The second study was a randomized, open-label, eva luator-blinded, active comparator study comparing the effects of Rebif 44 mcg to those of Avonex 30 mcg in 677 subjects with RRMS who had not been treated with interferon before. Subjects received either Rebif 44 mcg (three times weekly, subcutaneously) or Avonex 30 mcg (once weekly, intramuscularly) and underwent repeated clinical and MRI assessments during the course of treatment. Results showed that during the first 24 weeks of treatment, 75% of subjects receiving Rebif did not experience a relapse, compared to 63% of subjects receiving Avonex who did not experience a relapse during the same period. This difference was statistically significant. In addition, researchers assessed the combined unique active lesions as measured by MRI. At 24 weeks, Rebif-treated subjects had an average of 0.8 active lesions per scan, while Avonex-treated patients averaged 1.2 leasions per scan.
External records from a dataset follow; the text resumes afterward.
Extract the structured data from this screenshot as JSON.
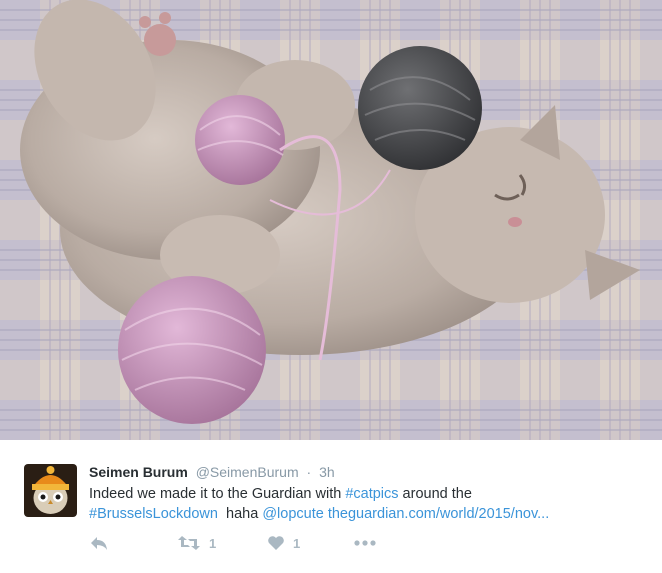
{
  "media": {
    "icon": "kitten-photo"
  },
  "tweet": {
    "avatar_icon": "owl-with-knit-hat-avatar",
    "fullname": "Seimen Burum",
    "username": "@SeimenBurum",
    "separator": "·",
    "time": "3h",
    "text_line1_prefix": "Indeed we made it to the Guardian with ",
    "hashtag1": "#catpics",
    "text_line1_suffix": " around the",
    "hashtag2": "#BrusselsLockdown",
    "text_mid": "  haha ",
    "mention": "@lopcute",
    "text_space": " ",
    "url": "theguardian.com/world/2015/nov..."
  },
  "actions": {
    "reply": {
      "icon": "reply-icon"
    },
    "retweet": {
      "icon": "retweet-icon",
      "count": "1"
    },
    "like": {
      "icon": "heart-icon",
      "count": "1"
    },
    "more": {
      "icon": "more-dots-icon"
    }
  },
  "colors": {
    "link": "#3b94d9",
    "muted": "#8899a6",
    "action": "#aab8c2",
    "text": "#292f33"
  }
}
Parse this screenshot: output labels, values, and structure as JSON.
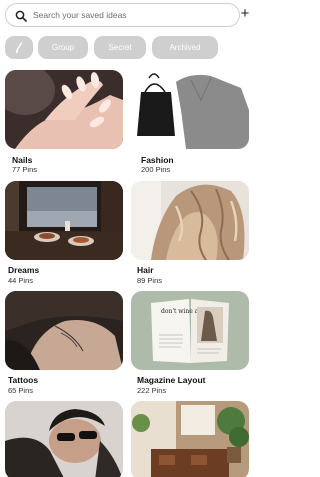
{
  "search": {
    "placeholder": "Search your saved ideas"
  },
  "filters": {
    "group": "Group",
    "secret": "Secret",
    "archived": "Archived"
  },
  "boards": [
    {
      "title": "Nails",
      "pins": "77 Pins"
    },
    {
      "title": "Fashion",
      "pins": "200 Pins"
    },
    {
      "title": "Dreams",
      "pins": "44 Pins"
    },
    {
      "title": "Hair",
      "pins": "89 Pins"
    },
    {
      "title": "Tattoos",
      "pins": "65 Pins"
    },
    {
      "title": "Magazine Layout",
      "pins": "222 Pins"
    }
  ],
  "magazine_cover_text": "don't wine about it",
  "icons": {
    "search": "search-icon",
    "add": "plus-icon",
    "filter": "brush-icon"
  }
}
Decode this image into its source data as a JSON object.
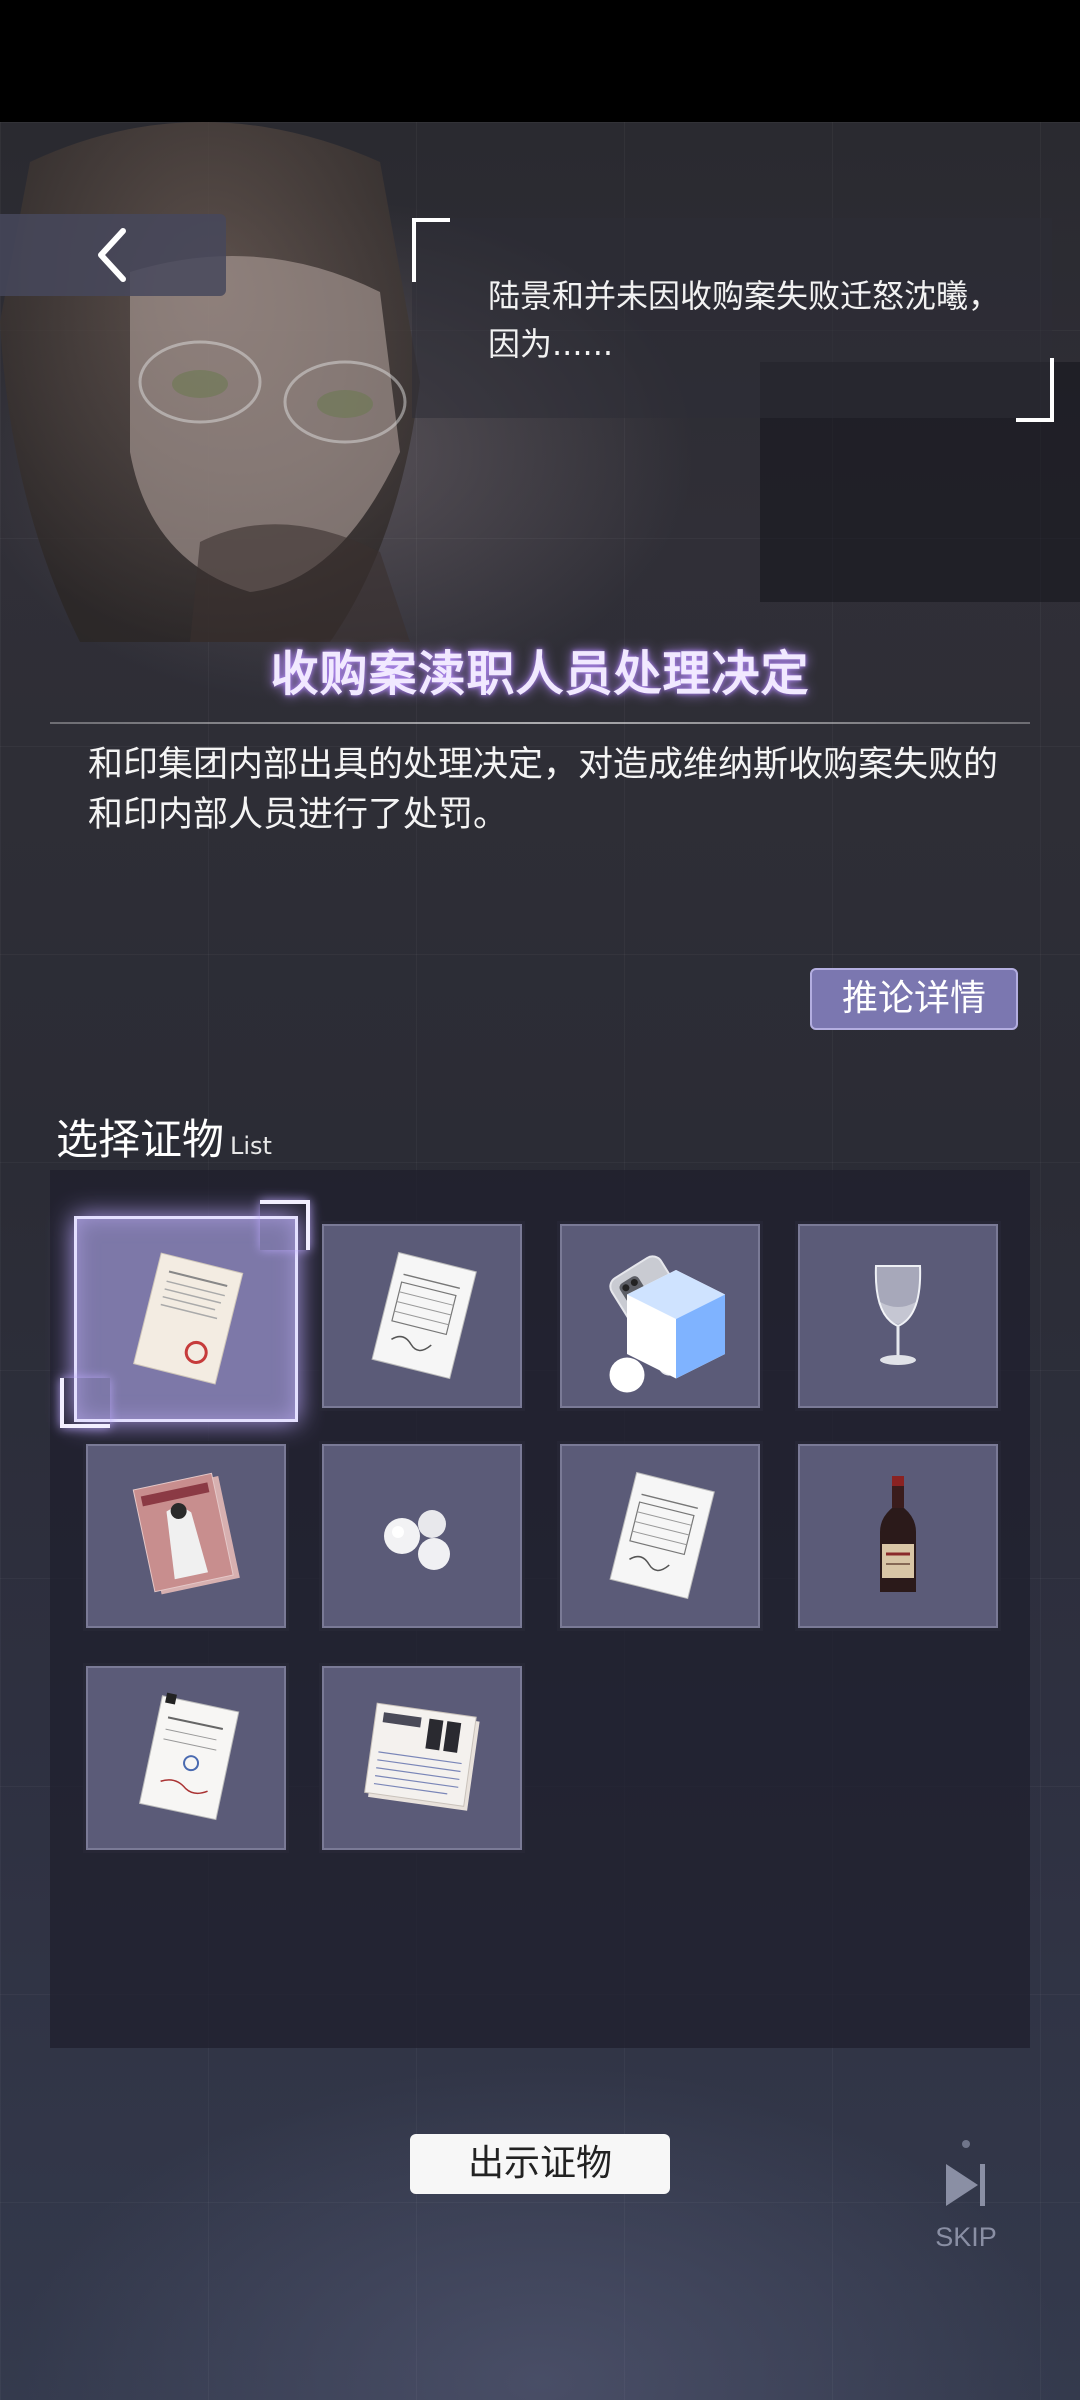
{
  "back_button": {
    "icon": "chevron-left-icon"
  },
  "dialogue": {
    "text": "陆景和并未因收购案失败迁怒沈曦，因为......"
  },
  "document": {
    "title": "收购案渎职人员处理决定",
    "description": "和印集团内部出具的处理决定，对造成维纳斯收购案失败的和印内部人员进行了处罚。",
    "detail_button": "推论详情"
  },
  "evidence": {
    "title": "选择证物",
    "subtitle": "List",
    "items": [
      {
        "icon": "document-with-stamp-icon",
        "selected": true
      },
      {
        "icon": "document-01-icon"
      },
      {
        "icon": "smartphone-icon",
        "badge": "cube-icon"
      },
      {
        "icon": "wine-glass-icon"
      },
      {
        "icon": "magazine-icon"
      },
      {
        "icon": "cotton-balls-icon"
      },
      {
        "icon": "document-02-icon"
      },
      {
        "icon": "wine-bottle-icon"
      },
      {
        "icon": "handwritten-note-icon"
      },
      {
        "icon": "newspaper-icon"
      }
    ]
  },
  "actions": {
    "show_evidence": "出示证物",
    "skip_label": "SKIP"
  },
  "colors": {
    "accent": "#7b77b0",
    "title_glow": "#b99bff",
    "slot_bg": "#5b5b78",
    "panel_bg": "#1e1f2c"
  }
}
This represents a reduction of approximately one-third of lesion activity in the subjects receiving Rebif.
Side Effects
In clinical trials, the most commonly reported adverse reactions to Rebif were:
Injection site disorders
Flu-like symptoms
Abdominal pain
Depression
Elevation of liver enzymes
Blood cell abnormalities
Depression and suicidal indeation have been reported to occur more frequently in patients being treated with interferon compounds, including Rebif.
Mechanism of Action
Interferons are a family of naturally occurring proteins that are produced by eukaryotic cells in response to viral infection and other biological inducers. Interferons possess immunomodulatory, antiviral and antiproliferative biological activities. They exert their biological effects by binding to specific receptors on the surface of cells… Type 1 interferons have considerably overlapping but also distinct biological activities. Interferon beta is produced naturally by various cell types including fibroblasts and macrophages. Binding of interferon beta to its receptors initiates a complex cascade of intracellular events that leads to the expression of numerous interferon-induced gene products and markers, including 2’,5’-oligoadenylate synthetase, beta 2-microglubin and neopterin, which may mediate some of the biological activities. The specific interfereon-induced proteins and mechanisms by which interferon beta-1a exterts its effects in multiple sclerosis have not been fully defined.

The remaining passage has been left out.